In fact, sem_post() unconditionally performs an umtx system call.

To avoid both lost wakeups and possible writes to a destroyed semaphore,
an uncontested sem_post() must check the _has_waiters flag atomically
with incrementing _count.

The proper way to do this would be to take one bit from _count and use
it for the _has_waiters flag; the definition of SEM_VALUE_MAX permits
this. However, this would require a new set of umtx semaphore operations
and will break ABI of process-shared semaphores (things may break if an
old and a new libc access the same semaphore over shared memory).

This diff only affects 32-bit aligned but 64-bit misaligned semaphores
on 64-bit systems, and changes _count and _has_waiters atomically using
a 64-bit atomic operation. It probably needs a may_alias attribute for
correctness, but <sys/cdefs.h> does not have a wrapper for that.

Some x86 CPUs may cope with misaligned atomic ops without destroying
performance (especially if they do not cross a cache line), so the
alignment restriction could be relaxed to make the patch more practical.

Many CPUs in the i386 architecture have a 64-bit atomic op (cmpxchg8b)
which could be used here.

This appears to restore performance of 10-stable uncontested semaphores
with the strange alignment to 9-stable levels (a tight loop with
sem_wait and sem_post). I have not tested in any real workload.
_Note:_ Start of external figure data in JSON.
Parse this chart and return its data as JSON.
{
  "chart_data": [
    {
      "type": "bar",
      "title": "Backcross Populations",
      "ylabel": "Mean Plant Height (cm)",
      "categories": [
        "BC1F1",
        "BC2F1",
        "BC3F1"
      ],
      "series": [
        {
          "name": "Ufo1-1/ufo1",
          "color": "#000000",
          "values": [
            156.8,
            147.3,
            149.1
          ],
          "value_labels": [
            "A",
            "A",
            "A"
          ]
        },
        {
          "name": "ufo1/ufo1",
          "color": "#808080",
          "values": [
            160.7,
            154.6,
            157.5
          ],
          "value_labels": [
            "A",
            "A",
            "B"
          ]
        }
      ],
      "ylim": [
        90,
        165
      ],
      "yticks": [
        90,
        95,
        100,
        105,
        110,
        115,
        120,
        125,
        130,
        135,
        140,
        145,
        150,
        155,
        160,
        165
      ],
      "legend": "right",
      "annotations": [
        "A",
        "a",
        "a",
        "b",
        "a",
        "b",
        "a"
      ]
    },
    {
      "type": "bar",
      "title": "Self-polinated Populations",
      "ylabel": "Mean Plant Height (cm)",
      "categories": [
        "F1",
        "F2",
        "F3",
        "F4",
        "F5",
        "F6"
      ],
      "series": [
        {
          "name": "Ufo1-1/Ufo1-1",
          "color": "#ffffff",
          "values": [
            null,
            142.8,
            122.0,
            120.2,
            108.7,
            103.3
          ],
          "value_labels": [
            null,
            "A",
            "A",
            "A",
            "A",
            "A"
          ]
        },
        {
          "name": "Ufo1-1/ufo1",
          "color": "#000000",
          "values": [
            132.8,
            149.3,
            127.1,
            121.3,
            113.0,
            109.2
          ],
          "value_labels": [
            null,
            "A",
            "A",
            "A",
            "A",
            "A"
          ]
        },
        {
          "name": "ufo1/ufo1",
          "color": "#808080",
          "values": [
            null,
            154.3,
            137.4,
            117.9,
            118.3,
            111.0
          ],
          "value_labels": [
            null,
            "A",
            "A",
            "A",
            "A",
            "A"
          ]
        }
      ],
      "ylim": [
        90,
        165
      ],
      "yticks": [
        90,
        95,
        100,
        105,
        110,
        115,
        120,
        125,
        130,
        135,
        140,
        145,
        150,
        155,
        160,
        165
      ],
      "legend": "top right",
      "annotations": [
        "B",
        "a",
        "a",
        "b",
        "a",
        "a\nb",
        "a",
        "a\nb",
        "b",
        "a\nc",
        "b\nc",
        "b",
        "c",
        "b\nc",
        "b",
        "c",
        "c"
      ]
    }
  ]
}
Index: lib/libc/gen/sem_new.c
===================================================================
--- lib/libc/gen/sem_new.c	(revision 269952)
+++ lib/libc/gen/sem_new.c	(working copy)
@@ -437,6 +437,32 @@ _sem_post(sem_t *sem)
 	if (sem_check_validity(sem) != 0)
 		return (-1);
 
+#ifdef __LP64__
+	if (((uintptr_t)&sem->_kern._count & 7) == 0) {
+		uint64_t oldval, newval;
+
+		while (!sem->_kern._has_waiters) {
+			count = sem->_kern._count;
+			if (count + 1 > SEM_VALUE_MAX)
+				return (EOVERFLOW);
+			/*
+			 * Expect _count == count and _has_waiters == 0.
+			 */
+#if BYTE_ORDER == LITTLE_ENDIAN
+			oldval = (uint64_t)count << 32;
+			newval = (uint64_t)(count + 1) << 32;
+#elif BYTE_ORDER == BIG_ENDIAN
+			oldval = (uint64_t)count;
+			newval = (uint64_t)(count + 1);
+#else
+#error Unknown byte order
+#endif
+			if (atomic_cmpset_rel_64((uint64_t *)&sem->_kern._count,
+			    oldval, newval))
+				return (0);
+		}
+	}
+#endif
 	do {
 		count = sem->_kern._count;
 		if (count + 1 > SEM_VALUE_MAX)

-- 
Jilles Tjoelker